A Bay Area Journalist's First-Hand Account Of How Mayor Jerry Brown Screwed Over Oakland On His Way To Sacramento

 

JERRY BROWN'S NO CAPED CRUSADER

J. Douglas Allen-Taylor
UnderCurrents Column
Berkeley Daily Planet Newspaper
May 30, 2003

The administration of Oakland Mayor Jerry Brown often totters on the edge of both absurdity and obscenity, sometimes threatening to split itself in half and fall on both sides simultaneously. Such a time, it seems, is when the mayor puts out word that he might be interested in running for the office of California attorney general.

One would think that, not yet five months into his second four-year term, Mr. Brown has some work left on all that mayoral stuff he so recently asked us for the chance to do. But this is a restless man, Jerry Brown, seeking out political office these days like the International Boulevard homeless folk collect cans.

This leaves my California Republican friends with the delicate task of trying to push Mayor Brown into running for attorney general in the 2006 Democratic primary without hiding the glee they would feel if he were actually the Democratic nominee.

Jerry Brown “deserves a lot of credit for what he’s done in terms of public safety in Oakland,” Republican communications consultant Dan Schnur tells the San Francisco Chronicle, “but if he ran for state attorney general, he’d run right into a Rose Bird-death penalty buzz saw.”

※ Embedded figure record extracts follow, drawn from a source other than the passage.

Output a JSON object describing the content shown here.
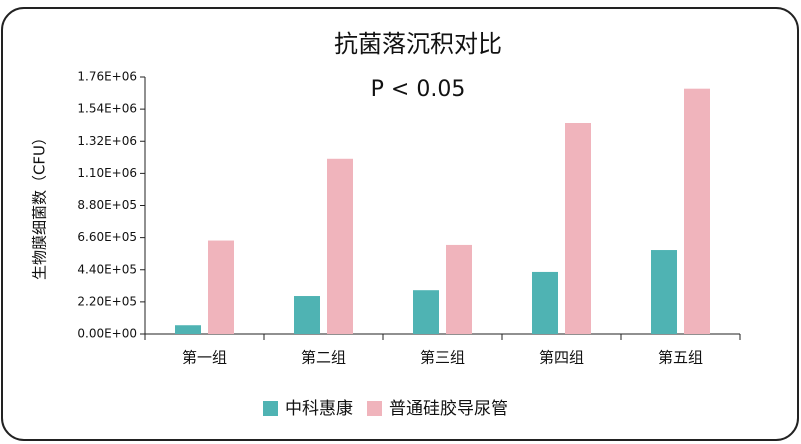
{
  "chart_data": {
    "type": "bar",
    "title": "抗菌落沉积对比",
    "annotation": "P < 0.05",
    "y_label": "生物膜细菌数（CFU）",
    "categories": [
      "第一组",
      "第二组",
      "第三组",
      "第四组",
      "第五组"
    ],
    "series": [
      {
        "name": "中科惠康",
        "color": "#4fb3b3",
        "values": [
          60000,
          260000,
          300000,
          425000,
          575000
        ]
      },
      {
        "name": "普通硅胶导尿管",
        "color": "#f0b4bc",
        "values": [
          640000,
          1200000,
          610000,
          1445000,
          1680000
        ]
      }
    ],
    "ylim": [
      0,
      1760000
    ],
    "yticks": [
      {
        "value": 0,
        "label": "0.00E+00"
      },
      {
        "value": 220000,
        "label": "2.20E+05"
      },
      {
        "value": 440000,
        "label": "4.40E+05"
      },
      {
        "value": 660000,
        "label": "6.60E+05"
      },
      {
        "value": 880000,
        "label": "8.80E+05"
      },
      {
        "value": 1100000,
        "label": "1.10E+06"
      },
      {
        "value": 1320000,
        "label": "1.32E+06"
      },
      {
        "value": 1540000,
        "label": "1.54E+06"
      },
      {
        "value": 1760000,
        "label": "1.76E+06"
      }
    ],
    "grid": false
  }
}
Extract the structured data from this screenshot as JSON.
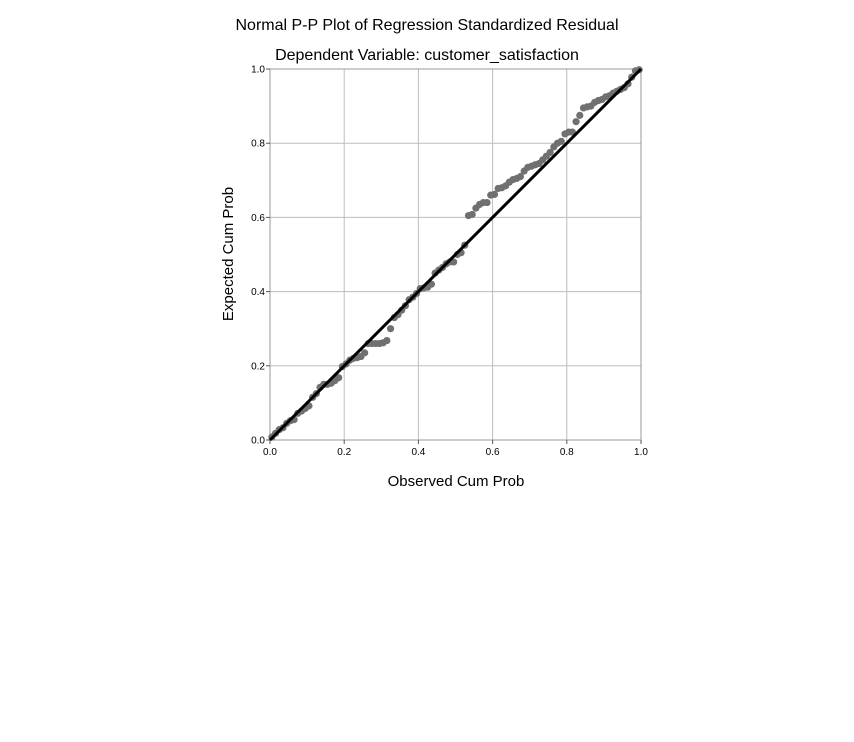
{
  "chart_data": {
    "type": "scatter",
    "title": "Normal P-P Plot of Regression Standardized Residual",
    "subtitle": "Dependent Variable: customer_satisfaction",
    "xlabel": "Observed Cum Prob",
    "ylabel": "Expected Cum Prob",
    "xlim": [
      0.0,
      1.0
    ],
    "ylim": [
      0.0,
      1.0
    ],
    "xticks": [
      "0.0",
      "0.2",
      "0.4",
      "0.6",
      "0.8",
      "1.0"
    ],
    "yticks": [
      "0.0",
      "0.2",
      "0.4",
      "0.6",
      "0.8",
      "1.0"
    ],
    "grid": true,
    "legend": "none",
    "colors": {
      "points": "#707070",
      "reference_line": "#000000",
      "grid": "#bdbdbd",
      "frame": "#999999"
    },
    "reference_line": {
      "x": [
        0.0,
        1.0
      ],
      "y": [
        0.0,
        1.0
      ]
    },
    "points": {
      "x": [
        0.005,
        0.015,
        0.025,
        0.035,
        0.045,
        0.055,
        0.065,
        0.075,
        0.085,
        0.095,
        0.105,
        0.115,
        0.125,
        0.135,
        0.145,
        0.155,
        0.165,
        0.175,
        0.185,
        0.195,
        0.205,
        0.215,
        0.225,
        0.235,
        0.245,
        0.255,
        0.265,
        0.275,
        0.285,
        0.295,
        0.305,
        0.315,
        0.325,
        0.335,
        0.345,
        0.355,
        0.365,
        0.375,
        0.385,
        0.395,
        0.405,
        0.415,
        0.425,
        0.435,
        0.445,
        0.455,
        0.465,
        0.475,
        0.485,
        0.495,
        0.505,
        0.515,
        0.525,
        0.535,
        0.545,
        0.555,
        0.565,
        0.575,
        0.585,
        0.595,
        0.605,
        0.615,
        0.625,
        0.635,
        0.645,
        0.655,
        0.665,
        0.675,
        0.685,
        0.695,
        0.705,
        0.715,
        0.725,
        0.735,
        0.745,
        0.755,
        0.765,
        0.775,
        0.785,
        0.795,
        0.805,
        0.815,
        0.825,
        0.835,
        0.845,
        0.855,
        0.865,
        0.875,
        0.885,
        0.895,
        0.905,
        0.915,
        0.925,
        0.935,
        0.945,
        0.955,
        0.965,
        0.975,
        0.985,
        0.995
      ],
      "y": [
        0.008,
        0.018,
        0.028,
        0.033,
        0.045,
        0.052,
        0.055,
        0.072,
        0.078,
        0.085,
        0.092,
        0.115,
        0.125,
        0.142,
        0.15,
        0.15,
        0.153,
        0.16,
        0.168,
        0.198,
        0.205,
        0.215,
        0.22,
        0.222,
        0.225,
        0.235,
        0.26,
        0.26,
        0.26,
        0.26,
        0.262,
        0.268,
        0.3,
        0.33,
        0.338,
        0.35,
        0.362,
        0.378,
        0.385,
        0.395,
        0.408,
        0.41,
        0.412,
        0.42,
        0.45,
        0.458,
        0.465,
        0.475,
        0.48,
        0.48,
        0.5,
        0.505,
        0.525,
        0.605,
        0.608,
        0.625,
        0.635,
        0.64,
        0.64,
        0.66,
        0.662,
        0.678,
        0.68,
        0.685,
        0.695,
        0.702,
        0.705,
        0.71,
        0.725,
        0.735,
        0.738,
        0.742,
        0.745,
        0.755,
        0.765,
        0.775,
        0.79,
        0.8,
        0.805,
        0.825,
        0.83,
        0.83,
        0.858,
        0.875,
        0.895,
        0.898,
        0.9,
        0.91,
        0.915,
        0.918,
        0.925,
        0.928,
        0.935,
        0.94,
        0.945,
        0.95,
        0.96,
        0.978,
        0.995,
        0.998
      ]
    }
  }
}
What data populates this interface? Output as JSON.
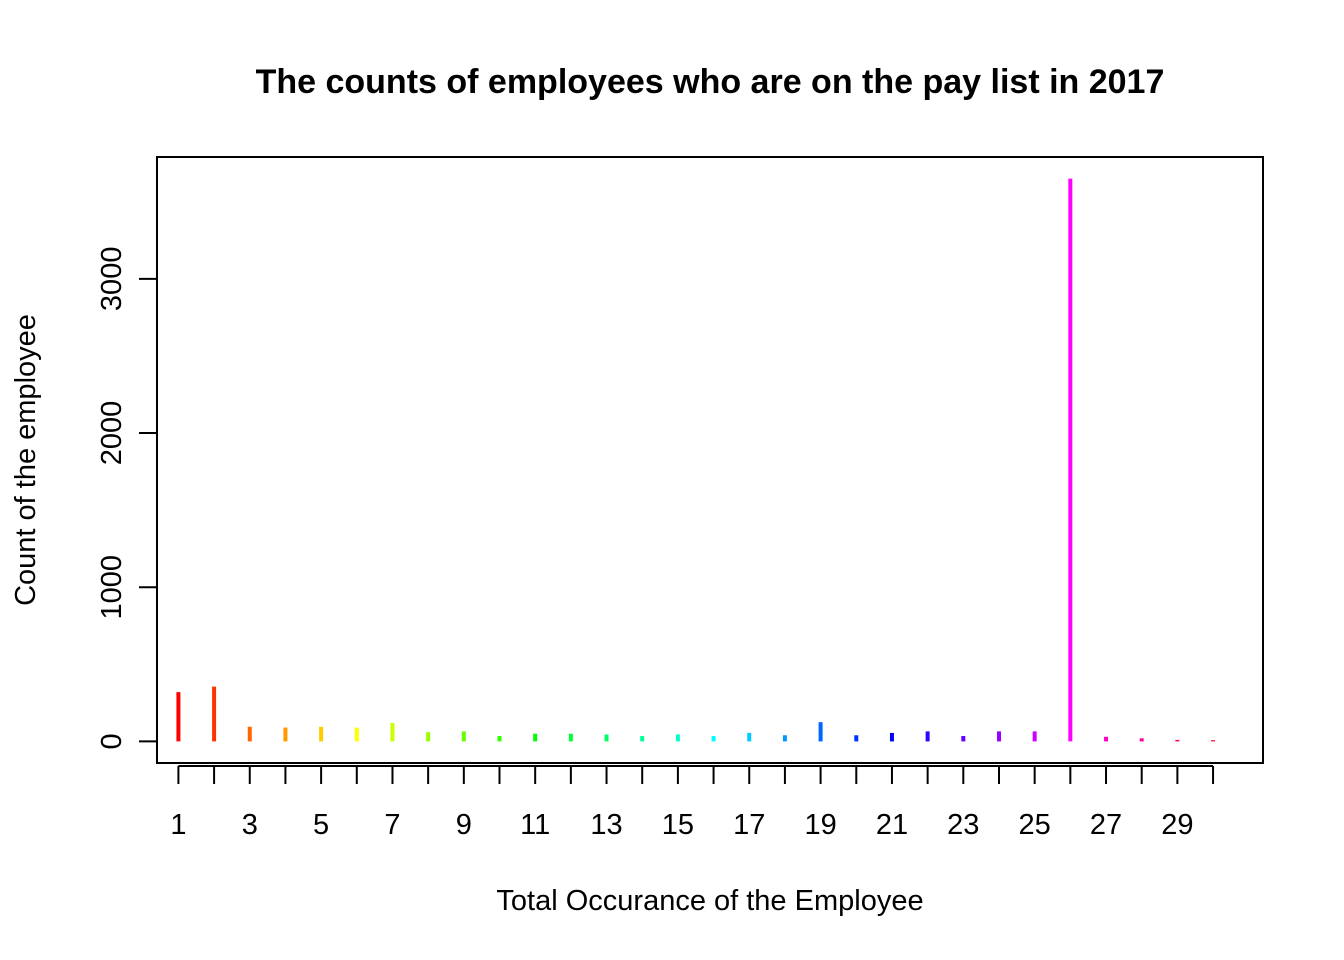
{
  "chart_data": {
    "type": "bar",
    "title": "The counts of employees who are on the pay list in 2017",
    "xlabel": "Total Occurance of the Employee",
    "ylabel": "Count of the employee",
    "x": [
      1,
      2,
      3,
      4,
      5,
      6,
      7,
      8,
      9,
      10,
      11,
      12,
      13,
      14,
      15,
      16,
      17,
      18,
      19,
      20,
      21,
      22,
      23,
      24,
      25,
      26,
      27,
      28,
      29,
      30
    ],
    "values": [
      320,
      355,
      95,
      90,
      95,
      90,
      120,
      60,
      65,
      35,
      50,
      50,
      45,
      35,
      45,
      35,
      55,
      40,
      125,
      40,
      55,
      65,
      35,
      65,
      65,
      3650,
      30,
      20,
      10,
      8
    ],
    "x_tick_labels": [
      "1",
      "3",
      "5",
      "7",
      "9",
      "11",
      "13",
      "15",
      "17",
      "19",
      "21",
      "23",
      "25",
      "27",
      "29"
    ],
    "y_ticks": [
      0,
      1000,
      2000,
      3000
    ],
    "xlim": [
      0.4,
      31.4
    ],
    "ylim": [
      -140,
      3790
    ],
    "grid": false,
    "legend": "none",
    "colors": [
      "#FF0000",
      "#FF3300",
      "#FF6600",
      "#FF9900",
      "#FFCC00",
      "#FFFF00",
      "#CCFF00",
      "#99FF00",
      "#66FF00",
      "#33FF00",
      "#00FF00",
      "#00FF33",
      "#00FF66",
      "#00FF99",
      "#00FFCC",
      "#00FFFF",
      "#00CCFF",
      "#0099FF",
      "#0066FF",
      "#0033FF",
      "#0000FF",
      "#3300FF",
      "#6600FF",
      "#9900FF",
      "#CC00FF",
      "#FF00FF",
      "#FF00CC",
      "#FF0099",
      "#FF0066",
      "#FF0033"
    ]
  }
}
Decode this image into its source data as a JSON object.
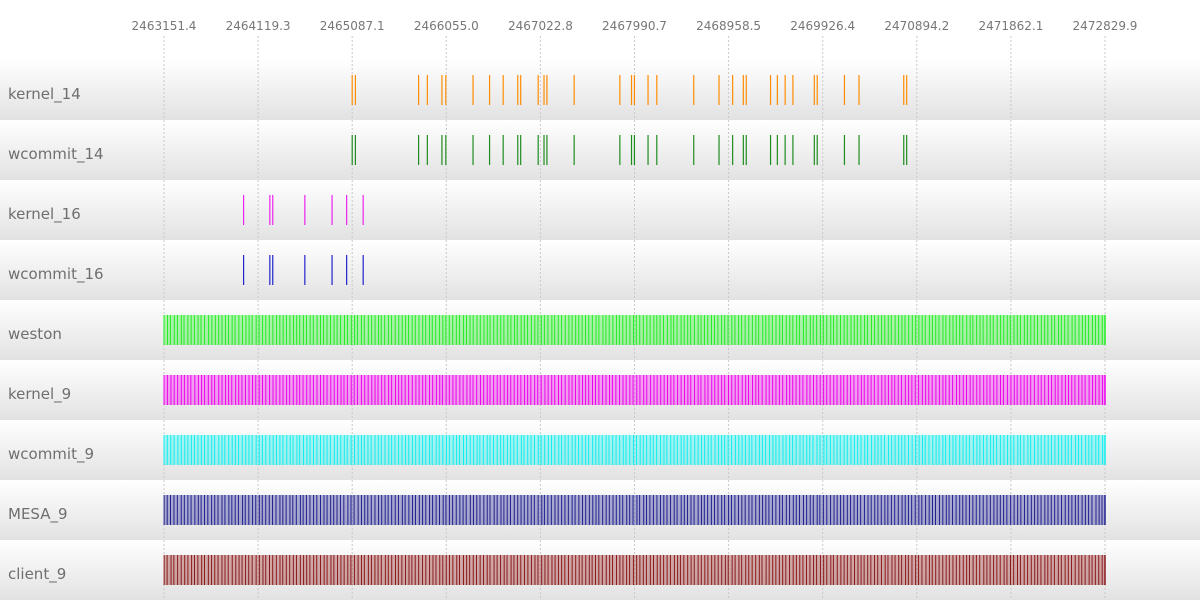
{
  "chart_data": {
    "type": "timeline",
    "x_ticks": [
      "2463151.4",
      "2464119.3",
      "2465087.1",
      "2466055.0",
      "2467022.8",
      "2467990.7",
      "2468958.5",
      "2469926.4",
      "2470894.2",
      "2471862.1",
      "2472829.9"
    ],
    "xlim": [
      2463151.4,
      2472829.9
    ],
    "grid": true,
    "series": [
      {
        "name": "kernel_14",
        "color": "#ff8c00",
        "mode": "sparse",
        "events": [
          2465087.1,
          2465120,
          2465770,
          2465860,
          2466010,
          2466050,
          2466330,
          2466500,
          2466640,
          2466790,
          2466820,
          2467000,
          2467060,
          2467090,
          2467370,
          2467840,
          2467960,
          2467990,
          2468130,
          2468220,
          2468600,
          2468860,
          2469000,
          2469110,
          2469140,
          2469390,
          2469460,
          2469540,
          2469620,
          2469840,
          2469870,
          2470150,
          2470300,
          2470760,
          2470790
        ]
      },
      {
        "name": "wcommit_14",
        "color": "#1f8c1f",
        "mode": "sparse",
        "events": [
          2465087.1,
          2465120,
          2465770,
          2465860,
          2466010,
          2466050,
          2466330,
          2466500,
          2466640,
          2466790,
          2466820,
          2467000,
          2467060,
          2467090,
          2467370,
          2467840,
          2467960,
          2467990,
          2468130,
          2468220,
          2468600,
          2468860,
          2469000,
          2469110,
          2469140,
          2469390,
          2469460,
          2469540,
          2469620,
          2469840,
          2469870,
          2470150,
          2470300,
          2470760,
          2470790
        ]
      },
      {
        "name": "kernel_16",
        "color": "#ee22ee",
        "mode": "sparse",
        "events": [
          2463970,
          2464240,
          2464270,
          2464600,
          2464880,
          2465030,
          2465200
        ]
      },
      {
        "name": "wcommit_16",
        "color": "#2222cc",
        "mode": "sparse",
        "events": [
          2463970,
          2464240,
          2464270,
          2464600,
          2464880,
          2465030,
          2465200
        ]
      },
      {
        "name": "weston",
        "color": "#22ee22",
        "mode": "dense",
        "start": 2463151.4,
        "end": 2472829.9,
        "density": 3.4
      },
      {
        "name": "kernel_9",
        "color": "#ee00ee",
        "mode": "dense",
        "start": 2463151.4,
        "end": 2472829.9,
        "density": 3.4
      },
      {
        "name": "wcommit_9",
        "color": "#11eeee",
        "mode": "dense",
        "start": 2463151.4,
        "end": 2472829.9,
        "density": 3.4
      },
      {
        "name": "MESA_9",
        "color": "#202090",
        "mode": "dense",
        "start": 2463151.4,
        "end": 2472829.9,
        "density": 3.4
      },
      {
        "name": "client_9",
        "color": "#8b1a1a",
        "mode": "dense",
        "start": 2463151.4,
        "end": 2472829.9,
        "density": 3.4
      }
    ]
  }
}
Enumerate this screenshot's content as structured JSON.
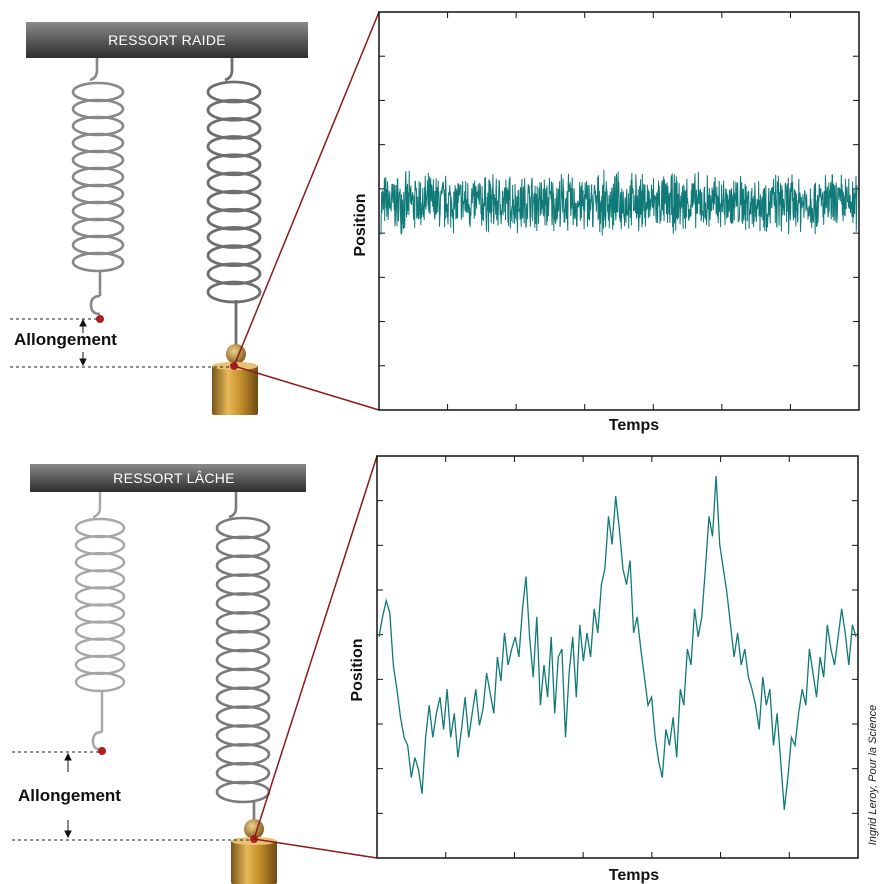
{
  "top_panel": {
    "bar_label": "RESSORT RAIDE",
    "measure_label": "Allongement"
  },
  "bottom_panel": {
    "bar_label": "RESSORT LÂCHE",
    "measure_label": "Allongement"
  },
  "credit": "Ingrid Leroy, Pour la Science",
  "colors": {
    "trace": "#0f7a78",
    "connector": "#8b1a1a",
    "marker": "#b01e1e",
    "weight": "#c89a3c",
    "bar": "#555555"
  },
  "chart_data": [
    {
      "type": "line",
      "xlabel": "Temps",
      "ylabel": "Position",
      "y_ticks": 8,
      "x_ticks": 6,
      "n_points": 1400,
      "ylim": [
        0,
        1
      ],
      "baseline": 0.52,
      "noise_amplitude": 0.07
    },
    {
      "type": "line",
      "xlabel": "Temps",
      "ylabel": "Position",
      "y_ticks": 8,
      "x_ticks": 6,
      "ylim": [
        0,
        1
      ],
      "y": [
        0.55,
        0.6,
        0.64,
        0.61,
        0.48,
        0.42,
        0.35,
        0.3,
        0.28,
        0.2,
        0.25,
        0.22,
        0.16,
        0.3,
        0.38,
        0.3,
        0.36,
        0.4,
        0.32,
        0.42,
        0.3,
        0.36,
        0.25,
        0.32,
        0.4,
        0.3,
        0.36,
        0.42,
        0.33,
        0.37,
        0.46,
        0.41,
        0.36,
        0.5,
        0.44,
        0.56,
        0.48,
        0.52,
        0.55,
        0.5,
        0.62,
        0.7,
        0.55,
        0.45,
        0.6,
        0.38,
        0.48,
        0.4,
        0.55,
        0.36,
        0.5,
        0.52,
        0.3,
        0.46,
        0.55,
        0.4,
        0.58,
        0.49,
        0.56,
        0.5,
        0.62,
        0.56,
        0.68,
        0.72,
        0.85,
        0.78,
        0.9,
        0.82,
        0.72,
        0.68,
        0.74,
        0.56,
        0.6,
        0.52,
        0.45,
        0.38,
        0.4,
        0.3,
        0.24,
        0.2,
        0.32,
        0.28,
        0.35,
        0.25,
        0.42,
        0.38,
        0.52,
        0.48,
        0.62,
        0.55,
        0.6,
        0.72,
        0.85,
        0.8,
        0.95,
        0.78,
        0.72,
        0.66,
        0.58,
        0.5,
        0.56,
        0.48,
        0.52,
        0.45,
        0.42,
        0.38,
        0.32,
        0.45,
        0.38,
        0.42,
        0.28,
        0.36,
        0.24,
        0.12,
        0.2,
        0.3,
        0.28,
        0.36,
        0.42,
        0.38,
        0.52,
        0.46,
        0.4,
        0.5,
        0.45,
        0.58,
        0.52,
        0.48,
        0.55,
        0.62,
        0.56,
        0.48,
        0.58,
        0.55
      ]
    }
  ]
}
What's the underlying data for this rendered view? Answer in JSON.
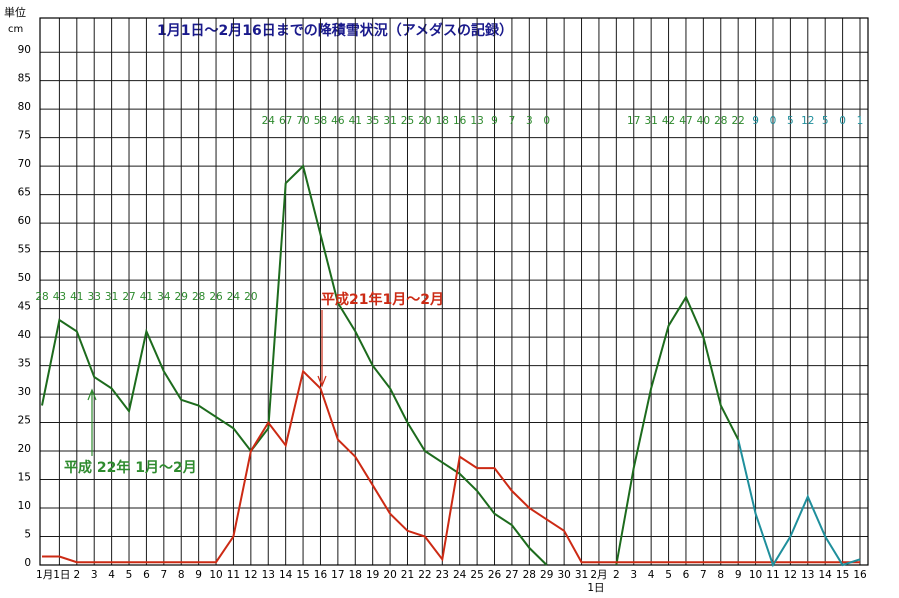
{
  "chart_data": {
    "type": "line",
    "title": "1月1日～2月16日までの降積雪状況（アメダスの記録）",
    "y_axis_label": "単位",
    "y_axis_unit": "cm",
    "categories": [
      null,
      "1月1日",
      "2",
      "3",
      "4",
      "5",
      "6",
      "7",
      "8",
      "9",
      "10",
      "11",
      "12",
      "13",
      "14",
      "15",
      "16",
      "17",
      "18",
      "19",
      "20",
      "21",
      "22",
      "23",
      "24",
      "25",
      "26",
      "27",
      "28",
      "29",
      "30",
      "31",
      "2月",
      "2",
      "3",
      "4",
      "5",
      "6",
      "7",
      "8",
      "9",
      "10",
      "11",
      "12",
      "13",
      "14",
      "15",
      "16"
    ],
    "x_sublabel": "1日",
    "ylim": [
      0,
      96
    ],
    "yticks": [
      0,
      5,
      10,
      15,
      20,
      25,
      30,
      35,
      40,
      45,
      50,
      55,
      60,
      65,
      70,
      75,
      80,
      85,
      90
    ],
    "grid": true,
    "series": [
      {
        "name": "平成 22年 1月～2月",
        "color": "#1d6b1d",
        "label_color": "#2e8b2e",
        "values": [
          28,
          43,
          41,
          33,
          31,
          27,
          41,
          34,
          29,
          28,
          26,
          24,
          20,
          24,
          67,
          70,
          58,
          46,
          41,
          35,
          31,
          25,
          20,
          18,
          16,
          13,
          9,
          7,
          3,
          0,
          null,
          null,
          null,
          0,
          17,
          31,
          42,
          47,
          40,
          28,
          22,
          null,
          null,
          null,
          null,
          null,
          null,
          null
        ]
      },
      {
        "name": "平成21年1月～2月",
        "color": "#cc2a14",
        "values": [
          1.5,
          1.5,
          0.5,
          0.5,
          0.5,
          0.5,
          0.5,
          0.5,
          0.5,
          0.5,
          0.5,
          5,
          20,
          25,
          21,
          34,
          31,
          22,
          19,
          14,
          9,
          6,
          5,
          1,
          19,
          17,
          17,
          13,
          10,
          8,
          6,
          0.5,
          0.5,
          0.5,
          0.5,
          0.5,
          0.5,
          0.5,
          0.5,
          0.5,
          0.5,
          0.5,
          0.5,
          0.5,
          0.5,
          0.5,
          0.5,
          0.5
        ]
      },
      {
        "color": "#1f8f9c",
        "label_color": "#1f8f9c",
        "values": [
          null,
          null,
          null,
          null,
          null,
          null,
          null,
          null,
          null,
          null,
          null,
          null,
          null,
          null,
          null,
          null,
          null,
          null,
          null,
          null,
          null,
          null,
          null,
          null,
          null,
          null,
          null,
          null,
          null,
          null,
          null,
          null,
          null,
          null,
          null,
          null,
          null,
          null,
          null,
          null,
          22,
          9,
          0,
          5,
          12,
          5,
          0,
          1
        ]
      }
    ]
  }
}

The likelihood is that you have no idea what Schnur is talking about in his “Rose Bird-death penalty” comment, which is why this is a Republican smokescreen for what they really think is Brown’s vulnerability. It was 1977, some may remember, when then-Gov. Jerry Brown appointed Rose Bird as chief justice of the California Supreme Court, only to be supremely embarrassed (if it is possible for Brown to be embarrassed) when Californians voted Bird off the bench (in 1986) because of Bird’s opposition to the death penalty. Brown, who has managed to get away with appointing three members to the Oakland Unified School District Board while successfully avoiding any responsibility for their actions or for the crisis in the Oakland schools, has certainly had enough time and practice to be able to distance himself from the opinions of the late Ms. Bird.

But there is not nearly enough time or room between Mr. Brown and the little man in black whom the Republicans somewhat conveniently failed to mention in their list of Jerry Brown vulnerabilities: his aide and confidante and used-to-be-roommate Jaques Barzaghi. It would be interesting and perhaps entertaining to see how Mr. Brown should reconcile his projected role as state attorney general with his silence on the official city finding that Barzaghi was a sexual harasser in the workplace while on the city payroll on Brown’s staff. The attorney general, after all, is charged with enforcing California’s sexual harassment in the workplace laws.

Interesting, too, is Brown’s assertion in the Chronicle that he “has solid law enforcement credentials through his work combating crime in Oakland.”

Must be a different Oakland he’s talking about than the one where I drive around. A few days after Brown talked up his crime-fighting successes, Oakland had its 41st homicide of the year. We are now up to 46, putting us in line with last year’s ghastly toll.

I’m not a big believer in crime statistics as an indicator of what is actually going on in a community. A low number of reported domestic violence assaults, for example, might not mean there’s little domestic violence. It might mean that police are not taking the crime seriously, and, therefore, many women are opting not to call 911. A rising rate might mean just the opposite–that more women are gaining confidence in police willingness to investigate such crimes, and so more are coming forward.

In other instances, police effectiveness in one area might boost the actual incidences of crime in another. When police do their jobs and bust some of the mid- or high-level drug lords (such as happened with Felix Mitchell some years ago), the established order of drug dealing is disrupted and organizations fight for control of lucrative corners. Thus, breaking up a drug gang can lead directly to an increase of drug-related murders in the short run. Looks bad in statistics, but if the community knew the cause and were prepared in advance by a city administration that talked straight with its citizens, they might be more willing to accept the temporary consequences.

Brown, however, is not one for talking straight with citizens. In fact, in between elections, he hardly talks to us at all.

And so it’s statistics ... and general perceptions ... that California voters will be weighing in 2006 when we decide on our next attorney general.

Unless Brown gets awfully lucky and Oaklanders suddenly start practicing One Love for the next couple of years, thus dropping the crime rate dramatically and consistently for all categories, what folks are going to remember about Oakland and crime and Jerry Brown are last year’s triple-digit homicide rate, the Raider riots, the Riders (regardless of whether they are acquitted at trial), the $11 million police misconduct settlement, the dismantling of any semblance of “community policing” (even by the city administration’s own low standards of that term), and Oakland’s failure to find safe and legal outlets for its black and Latino young adults (see sideshows).

It’s a good bet that California Republicans, who have not had a lot of statewide success in recent years, would dearly love to be able to run against somebody with that kind of record.